SparkSQL项目实战练习——各区域热门商品TOP3

数据求学家

已于 2022-05-04 19:04:01 修改

阅读量2.1k

点赞数 2

分类专栏： spark 大数据开发文章标签： hive spark big data

于 2022-05-04 19:00:52 首次发布

本文链接：https://blog.csdn.net/weixin_36040866/article/details/124567620

版权

大数据开发同时被 2 个专栏收录

8 篇文章 0 订阅

订阅专栏

spark

6 篇文章 0 订阅

订阅专栏

一、环境要求

IDEA中SPARK可以连接虚拟机外置HIVE 可参考（IDEA中Spark连接外置hive详细步骤）

Spark3.0.0；Hadoop3.2.1; HIVE3.1.2

二、数据准备

1 张用户行为表，1 张城市表，1 张产品表

用户行为表user_visit_action：

主要包含用户的 4 种行为：搜索，点击，下单，支付。数据规则如下：

➢ 数据文件中每行数据采用下划线分隔数据

➢ 每一行数据表示用户的一次行为，这个行为只能是 4 种行为的一种

➢ 如果点击的品类 ID 和产品 ID 为-1，表示数据不是点击数据

本次需求关键的字段：

click_product_id,city_id

城市表city_info：

包含城市及地区

产品表product_info：

包含商品名称和渠道（自营或第三方）

三、需求说明

需求：各区域热门商品 Top3

这里的热门商品是从点击量的维度来看的，计算各个区域前三大热门商品，并备注上每个商品在主要城市中的分布比例，超过两个城市用其他显示。

地区	商品名称	点击次数	城市备注
华北	商品A	100000	北京21.2%，天津 13.2%，其他 65.6%
华北	商品 P	80200	北京 63.0%，太原 10%，其他 27.0%
华北	商品 M	40000	北京 63.0%，太原 10%，其他 27.0%
东北	商品 J	92000	大连 28%，辽宁 17.0%，其他 55.0%

四、代码实现

1.建立3张表：

 def main(args: Array[String]): Unit = {
        System.setProperty("HADOOP_USER_NAME", "root")
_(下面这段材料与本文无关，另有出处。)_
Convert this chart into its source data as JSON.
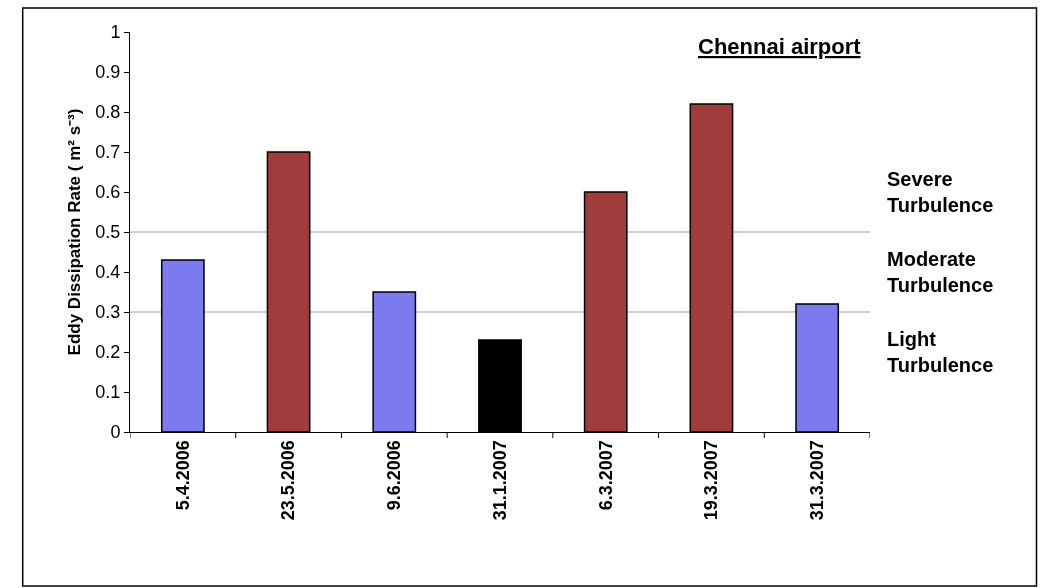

        val sparkConf = new SparkConf().setMaster("local[*]").setAppName("sparkSQL")
        val spark = 
            SparkSession
            .builder()
            .enableHiveSupport()
            .config(sparkConf)
            .config("dfs.client.use.datanode.hostname", "true")
            .config("dfs.replication", "2")
            .getOrCreate()

        spark.sql("use hive")

        // 准备数据
        spark.sql(
            """
              |CREATE TABLE `user_visit_action`(
              |  `date` string,
              |  `user_id` bigint,
              |  `session_id` string,
              |  `page_id` bigint,
              |  `action_time` string,
              |  `search_keyword` string,
              |  `click_category_id` bigint,
              |  `click_product_id` bigint,
              |  `order_category_ids` string,
              |  `order_product_ids` string,
              |  `pay_category_ids` string,
              |  `pay_product_ids` string,
              |  `city_id` bigint)
              |row format delimited fields terminated by '\t'
            """.stripMargin)

        spark.sql(
            """
              |load data local inpath './datas/user_visit_action.txt' into table hive.user_visit_action
            """.stripMargin)

        spark.sql(
            """
              |CREATE TABLE `product_info`(
              |  `product_id` bigint,
              |  `product_name` string,
              |  `extend_info` string)
              |row format delimited fields terminated by '\t'
            """.stripMargin)

        spark.sql(
            """
              |load data local inpath './datas/product_info.txt' into table hive.product_info
            """.stripMargin)

        spark.sql(
            """
              |CREATE TABLE `city_info`(
              |  `city_id` bigint,
              |  `city_name` string,
              |  `area` string)
              |row format delimited fields terminated by '\t'
            """.stripMargin)

        spark.sql(
            """
              |load data local inpath './datas/city_info.txt' into table hive.city_info
            """.stripMargin)

        spark.sql("""select * from city_info""").show


        spark.close()
    }

在运行过程中出现报错：

ERROR Hive: Failed to move: org.apache.hadoop.ipc.RemoteException(java.io.IOException): File /user/hive/warehouse/hdu.db/user_visit_action/user_visit_action.txt could only be written to 0 of the 1 minReplication nodes. There are 1 datanode(s) running and 1 node(s) are excluded in this operation.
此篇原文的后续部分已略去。